Of course we will soon get a test case. For a whole host of reasons I’m unconvinced there is any candidate who could have prevented SNP losses at the upcoming General Election. It is going to be hard to prevent it being framed as ‘the election to turf the Tories out of Downing Street’ and, along with the Scottish Government’s travails, would suggest there will be losses.

But Yousaf may be sitting at -30 per cent approval by then and the government mess is going to get worse and worse. I do not think it unlikely that he could shed 15 seats. It isn’t a good look for your first election.

(All I can say is that the spineless MPs all ‘did their duty’ and endorsed Humza – usual honourable exceptions – so he is their boy. That means they own their approaching unemployment. No-one will shed tears for them. A nine per cent swing in votes finishes Stephen Flynn’s short reign. Again, that is the choice he made.)

In 2007 the Scottish Labour Party decided that its fundamental problem was absolutely everyone but itself – and now the SNP has just done exactly the same

This is the overwhelming problem for the cause of independence – under Yousaf the cause simply doesn’t look credible. It is going to be very, very difficult to persuade anyone that independence is an active, viable, achievable reality for any time in the near future.

This result will demoralise the remaining activists keeping what movement there still is going. I’m an activist who never, ever stopped turning up and doing my bit. I don’t know whether that is something I’m willing to do any longer. I know I’m not alone.

All of this reflects a single question that all of this throws up. For the last eight years we all knew who was in charge of the SNP. It was run almost wholly by Nicola Sturgeon and her husband Peter Murrell. The assumption from everyone I spoke to when this contest began was that Peter Murrell (and by extension Nicola Sturgeon) would still be running the SNP if Yousaf won.
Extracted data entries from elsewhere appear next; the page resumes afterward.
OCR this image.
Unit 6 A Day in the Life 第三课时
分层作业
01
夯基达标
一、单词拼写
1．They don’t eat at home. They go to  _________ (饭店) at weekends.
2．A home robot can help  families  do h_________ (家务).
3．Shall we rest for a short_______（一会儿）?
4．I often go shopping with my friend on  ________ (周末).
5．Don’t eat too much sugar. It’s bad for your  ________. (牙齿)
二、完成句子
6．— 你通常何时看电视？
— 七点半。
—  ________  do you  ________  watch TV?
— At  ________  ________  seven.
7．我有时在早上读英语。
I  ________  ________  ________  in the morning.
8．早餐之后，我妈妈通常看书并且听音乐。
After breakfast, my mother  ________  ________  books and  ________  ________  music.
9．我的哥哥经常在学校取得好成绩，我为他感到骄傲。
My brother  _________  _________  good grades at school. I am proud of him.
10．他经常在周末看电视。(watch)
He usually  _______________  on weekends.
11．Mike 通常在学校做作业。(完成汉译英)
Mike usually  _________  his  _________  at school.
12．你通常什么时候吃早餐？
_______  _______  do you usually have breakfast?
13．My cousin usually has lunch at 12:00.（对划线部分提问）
What I don’t really believe is that anyone who nominated Yousaf as a leadership candidate thought that he would end up making decisions autonomously and on his own. I think it was always assumed that he would be the first among equals in a ‘Machine Team’. But since that assumption was initially made, the Machine itself has shed all its senior figures.

That is the biggest question out of all of this – who is actually running the SNP now? Is it really Humza Yousaf? Or if he’s a frontman for a party establishment, who is that establishment any more? This is a big issue. If it is what it looks like to me, Yousaf is the front man of a team of second-rate councillors and third-rate government apparatchiks. That is terrifying.

As best I can tell the SNP just offered a big Fuck You to the independence movement and a big Fuck You to Scottish voters. Right now it is hard to feel that the SNP is anything other than contemptuous.

This attitude was taken once before by a Scottish political party. It was Scottish Labour in 2007 when it lost the Scottish Election. It could have listened to that message, reformed itself and stayed in contention. It decided instead that its fundamental problem was absolutely everyone but itself. The SNP has just done exactly the same.

So as I debate my own future, I simply ask this question – the SNP very, very clearly does not believe it owes us anything. Which raises the question – why on earth does it think we are due it anything?